Evasion of apoptosis is a defining hallmark of cancer and a major driver of therapeutic failure in many malignancies including acute myeloid leukaemia (AML). Although selective inhibition with the BCL-2 inhibitor Venetoclax has demonstrated substantial clinical efficacy, resistance frequently arises through dysregulation of apoptotic and pro-survival signalling networks. AML cells emerge and persist within the highly stressful bone marrow microenvironment, characterized by limited nutrient availability, cytokine deprivation, and intense cellular competition, necessitating robust adaptive mechanisms to sustain leukaemia cells survival and evade apoptosis.

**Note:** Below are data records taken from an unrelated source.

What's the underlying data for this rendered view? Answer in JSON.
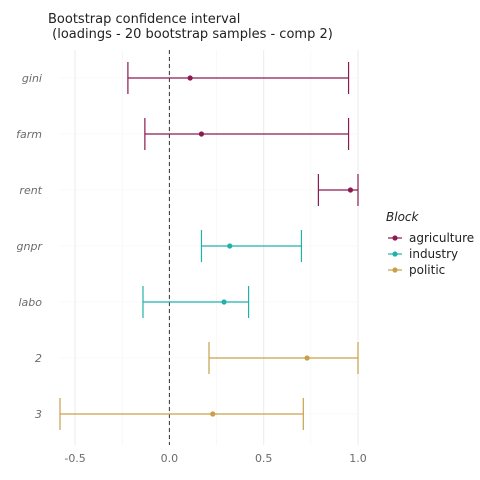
{
  "chart_data": {
    "type": "errorbar",
    "title_line1": "Bootstrap confidence interval",
    "title_line2": " (loadings - 20 bootstrap samples - comp 2)",
    "xlabel": "",
    "ylabel": "",
    "xlim": [
      -0.58,
      1.0
    ],
    "x_ticks": [
      {
        "value": -0.5,
        "label": "-0.5"
      },
      {
        "value": 0.0,
        "label": "0.0"
      },
      {
        "value": 0.5,
        "label": "0.5"
      },
      {
        "value": 1.0,
        "label": "1.0"
      }
    ],
    "reference_line": 0,
    "grid": true,
    "legend": {
      "title": "Block",
      "placement": "right",
      "entries": [
        {
          "name": "agriculture",
          "color": "#8b1a4f"
        },
        {
          "name": "industry",
          "color": "#20b2aa"
        },
        {
          "name": "politic",
          "color": "#c9a04a"
        }
      ]
    },
    "rows": [
      {
        "label": "gini",
        "block": "agriculture",
        "estimate": 0.11,
        "lower": -0.22,
        "upper": 0.95
      },
      {
        "label": "farm",
        "block": "agriculture",
        "estimate": 0.17,
        "lower": -0.13,
        "upper": 0.95
      },
      {
        "label": "rent",
        "block": "agriculture",
        "estimate": 0.96,
        "lower": 0.79,
        "upper": 1.0
      },
      {
        "label": "gnpr",
        "block": "industry",
        "estimate": 0.32,
        "lower": 0.17,
        "upper": 0.7
      },
      {
        "label": "labo",
        "block": "industry",
        "estimate": 0.29,
        "lower": -0.14,
        "upper": 0.42
      },
      {
        "label": "2",
        "block": "politic",
        "estimate": 0.73,
        "lower": 0.21,
        "upper": 1.0
      },
      {
        "label": "3",
        "block": "politic",
        "estimate": 0.23,
        "lower": -0.58,
        "upper": 0.71
      }
    ]
  }
}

Given the epigenetically driven nature of AML, we hypothesised that leukemic cells exploit and co-opt epigenetic mechanisms to coordinate cellular stress resilience and resistance to BCL-2 inhibition by modulating pro- and anti-apoptotic gene expression. To examine this, we conducted pooled loss-of-function CRISPR screens targeting ~1,145 epigenetic regulators across multiple AML cell lines (MV4:11 and OCI-AML3) under Venetoclax treatment.
These screens revealed context-specific epigenetic dependencies that govern AML cell survival under pharmacologic stress. JMJD6 emerged as a key mediator of Venetoclax resistance, as its loss effectively sensitized AML cells to BCL-2 inhibition. In contrast, depletion of ZNF787 or BAP1 conferred Venetoclax resistance, consistent with roles in maintaining apoptotic pathways. Transcriptomic profiling following JMJD6 depletion revealed induction of the pro -apoptotic gene BMF and repression of survival associated genes MRC2 and BCL2L2, supporting a role for JMJD6 in transcriptional programs that enforce apoptotic evasion. Consistent with this, pharmacological inhibition of JMJD6 synergized with Venetoclax to enhance apoptotic cell death in AML models.
Collectively, our findings define an epigenetic regulatory network that coordinates stress adaptation and apoptotic control in AML. These context-dependent epigenetic vulnerabilities provide a mechanistic basis for therapeutic resistance and identify actionable targets to restore apoptotic sensitivity and improve outcomes in AML.